# Define a way for a pipeline to be executed

- Need a way to define a set of instructions that would apply different functions. In this Example, all functions would come from a class 'MathOperators'. 
- The instructions are set inside a .yaml file, called pipeline.yaml. This file can be created in different ways, and edited using a text editor, here it is created using Python.

## Why use a .yaml file?

- Human-readable format: YAML is designed to be easily readable by humans, with a simple syntax and minimal punctuation. This makes it easy for developers, data engineers, and other stakeholders to understand and review the pipeline structure and flow at a glance.

- Separation of concerns: By describing the pipeline in a YAML file, you can separate the pipeline's structure and flow from the implementation details of the pipeline's steps. This allows you to modify the pipeline structure without changing the underlying code, promoting modularity and maintainability.

- Easier collaboration: Since the pipeline is described in a separate YAML file, multiple team members can work on different parts of the project simultaneously.
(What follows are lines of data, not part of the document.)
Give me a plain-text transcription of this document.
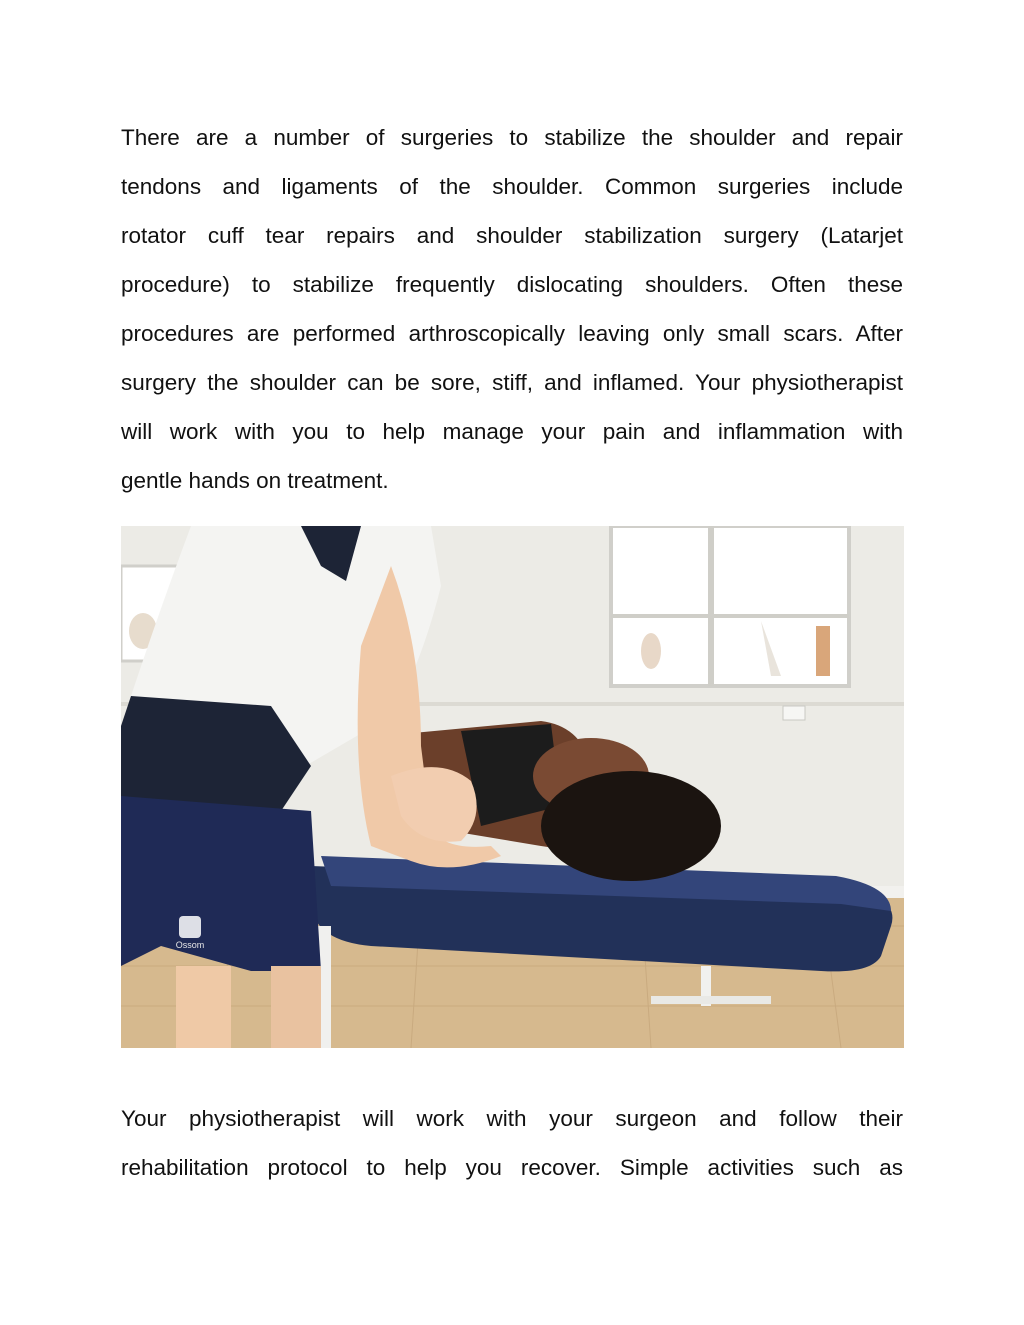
There are a number of surgeries to stabilize the shoulder and repair
tendons and ligaments of the shoulder. Common surgeries include
rotator cuff tear repairs and shoulder stabilization surgery (Latarjet
procedure) to stabilize frequently dislocating shoulders. Often these
procedures are performed arthroscopically leaving only small scars. After
surgery the shoulder can be sore, stiff, and inflamed. Your physiotherapist
will work with you to help manage your pain and inflammation with
gentle hands on treatment.

Ossom

Your physiotherapist will work with your surgeon and follow their
rehabilitation protocol to help you recover. Simple activities such as
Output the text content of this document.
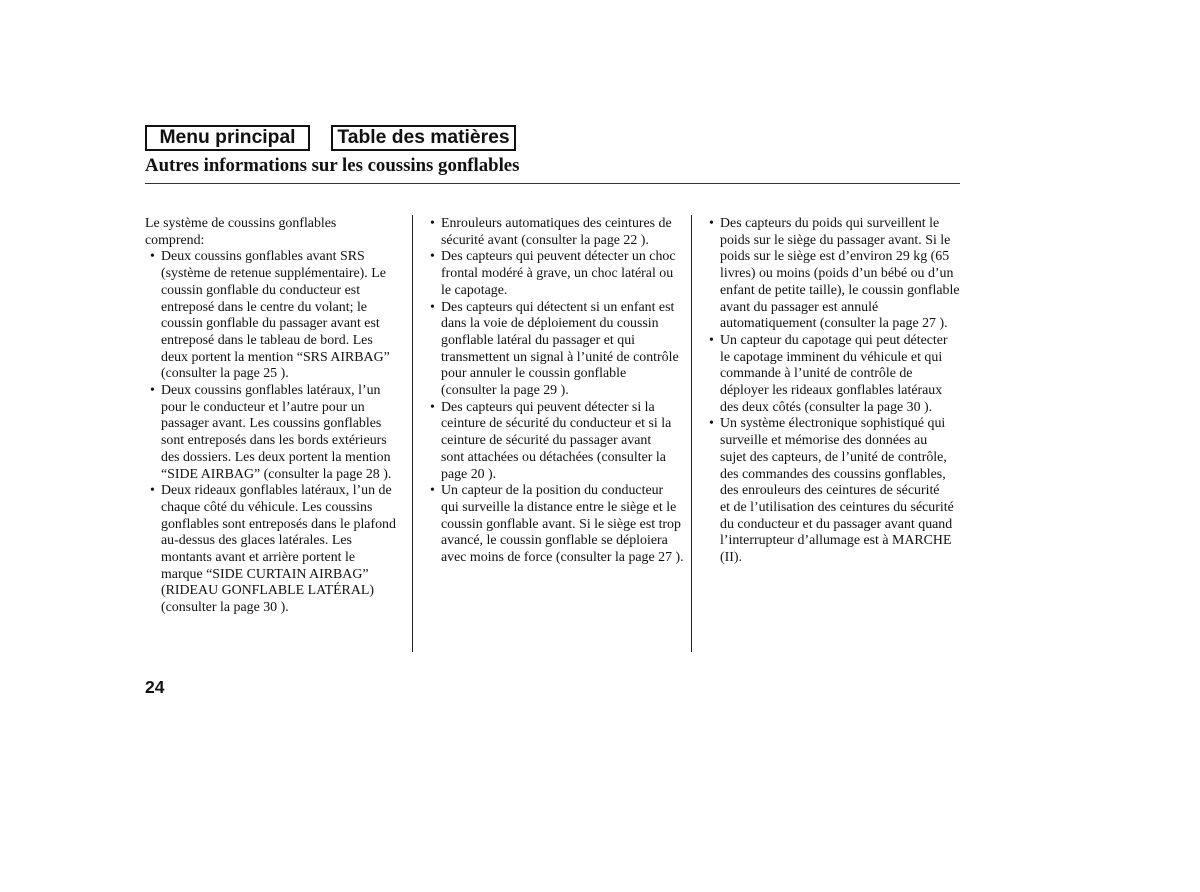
Menu principal	Table des matières
Autres informations sur les coussins gonflables
Le système de coussins gonflables
comprend:
• Deux coussins gonflables avant SRS
(système de retenue supplémentaire). Le
coussin gonflable du conducteur est
entreposé dans le centre du volant; le
coussin gonflable du passager avant est
entreposé dans le tableau de bord. Les
deux portent la mention “SRS AIRBAG”
(consulter la page 25 ).
• Deux coussins gonflables latéraux, l’un
pour le conducteur et l’autre pour un
passager avant. Les coussins gonflables
sont entreposés dans les bords extérieurs
des dossiers. Les deux portent la mention
“SIDE AIRBAG” (consulter la page 28 ).
• Deux rideaux gonflables latéraux, l’un de
chaque côté du véhicule. Les coussins
gonflables sont entreposés dans le plafond
au-dessus des glaces latérales. Les
montants avant et arrière portent le
marque “SIDE CURTAIN AIRBAG”
(RIDEAU GONFLABLE LATÉRAL)
(consulter la page 30 ).
• Enrouleurs automatiques des ceintures de
sécurité avant (consulter la page 22 ).
• Des capteurs qui peuvent détecter un choc
frontal modéré à grave, un choc latéral ou
le capotage.
• Des capteurs qui détectent si un enfant est
dans la voie de déploiement du coussin
gonflable latéral du passager et qui
transmettent un signal à l’unité de contrôle
pour annuler le coussin gonflable
(consulter la page 29 ).
• Des capteurs qui peuvent détecter si la
ceinture de sécurité du conducteur et si la
ceinture de sécurité du passager avant
sont attachées ou détachées (consulter la
page 20 ).
• Un capteur de la position du conducteur
qui surveille la distance entre le siège et le
coussin gonflable avant. Si le siège est trop
avancé, le coussin gonflable se déploiera
avec moins de force (consulter la page 27 ).
• Des capteurs du poids qui surveillent le
poids sur le siège du passager avant. Si le
poids sur le siège est d’environ 29 kg (65
livres) ou moins (poids d’un bébé ou d’un
enfant de petite taille), le coussin gonflable
avant du passager est annulé
automatiquement (consulter la page 27 ).
• Un capteur du capotage qui peut détecter
le capotage imminent du véhicule et qui
commande à l’unité de contrôle de
déployer les rideaux gonflables latéraux
des deux côtés (consulter la page 30 ).
• Un système électronique sophistiqué qui
surveille et mémorise des données au
sujet des capteurs, de l’unité de contrôle,
des commandes des coussins gonflables,
des enrouleurs des ceintures de sécurité
et de l’utilisation des ceintures du sécurité
du conducteur et du passager avant quand
l’interrupteur d’allumage est à MARCHE
(II).
24
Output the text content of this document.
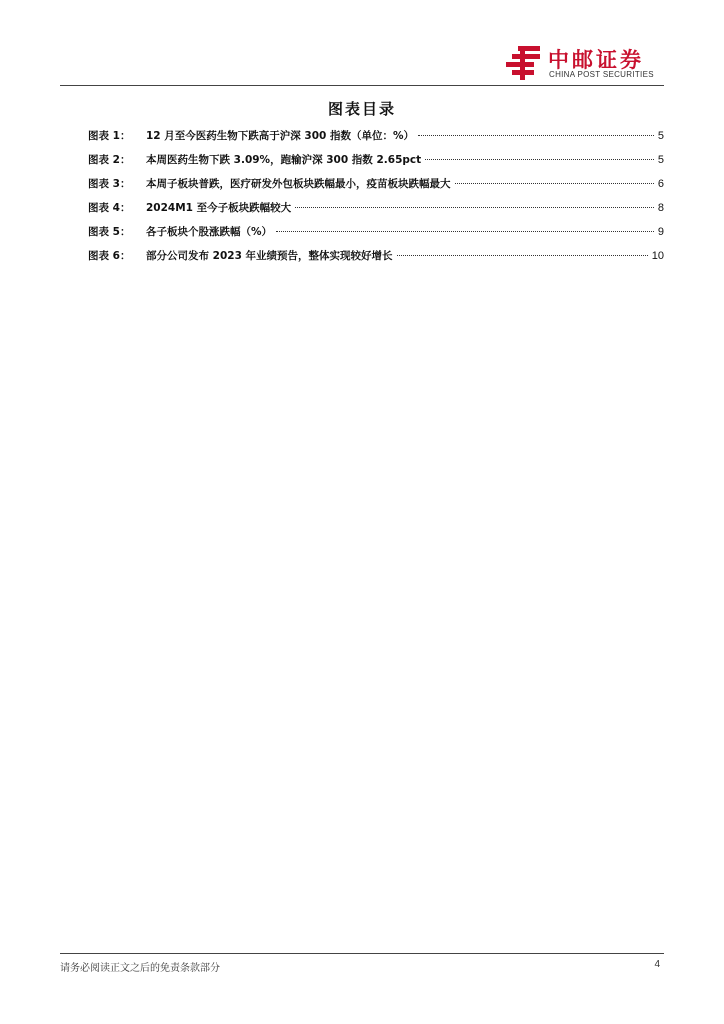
中邮证券
CHINA POST SECURITIES
图表目录
图表 1：	12 月至今医药生物下跌高于沪深 300 指数（单位：%）	5
图表 2：	本周医药生物下跌 3.09%，跑输沪深 300 指数 2.65pct	5
图表 3：	本周子板块普跌，医疗研发外包板块跌幅最小，疫苗板块跌幅最大	6
图表 4：	2024M1 至今子板块跌幅较大	8
图表 5：	各子板块个股涨跌幅（%）	9
图表 6：	部分公司发布 2023 年业绩预告，整体实现较好增长	10
请务必阅读正文之后的免责条款部分	4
For example, one team member can work on the pipeline's steps while another team member modifies the pipeline's structure in the YAML file.

- Flexibility and reusability: A YAML-based pipeline description can be easily reused or adapted for different projects or use cases. By changing the YAML file, you can create new pipelines or modify existing ones without rewriting the entire codebase.

- Easy integration with external tools: Many data processing tools and frameworks support YAML configuration files out of the box. By using a YAML file to describe your pipeline, you can easily integrate your pipeline with other tools and systems that work with YAML, such as workflow management systems (e.g., Apache Airflow) or infrastructure-as-code tools (e.g., Ansible).

- Cross-language compatibility: YAML is a language-independent data serialization format, so it can be used with a variety of programming languages. This makes it easier to use the same pipeline description across different languages or platforms, reducing the need for language-specific pipeline configurations.

In [1]:
import yaml

# Define a class:
class MathOperators:
    def add(self, x, y):
        return x + y

    def subtract(self, x, y):
        return x - y

    def multiply(self, x, y):
        return x * y
    
    
    
# Define the pipeline structure using a Python dictionary
pipeline_structure = {
    'pipeline': [
        'add',
        'subtract',
        'add',
        'subtract',
        'multiply'
    ]
}



# Write structure to a YAML file for easier manipulation... and all the above
with open('ex01_pipeline.yaml', 'w') as file:
    yaml.dump(pipeline_structure, file, default_flow_style=False)



# Define a function that would read the YAML file, to read the pipeline eventually    
def read_yaml_file(file_path):
    with open(file_path, 'r') as file:
        return yaml.safe_load(file)
    

###
# Example 1: calling functions independently
###   
# Define a main function, main() that would read the yaml pipeline and execute it:
def main():
    # Read the pipeline from the YAML file
    pipeline_yaml = read_yaml_file('ex01_pipeline.yaml')
    pipeline = pipeline_yaml['pipeline']

    # Initialize the MathOperators class
    operators = MathOperators()

    # Sample input values
    x, y = 5, 3

    # Follow the pipeline and execute the corresponding operations
    for operation in pipeline:
        if operation == 'add':
            result = operators.add(x, y)
            print(f"{x} + {y} = {result}")
        elif operation == 'subtract':
            result = operators.subtract(x, y)
            print(f"{x} - {y} = {result}")
        elif operation == 'multiply':
            result = operators.multiply(x, y)
            print(f"{x} * {y} = {result}")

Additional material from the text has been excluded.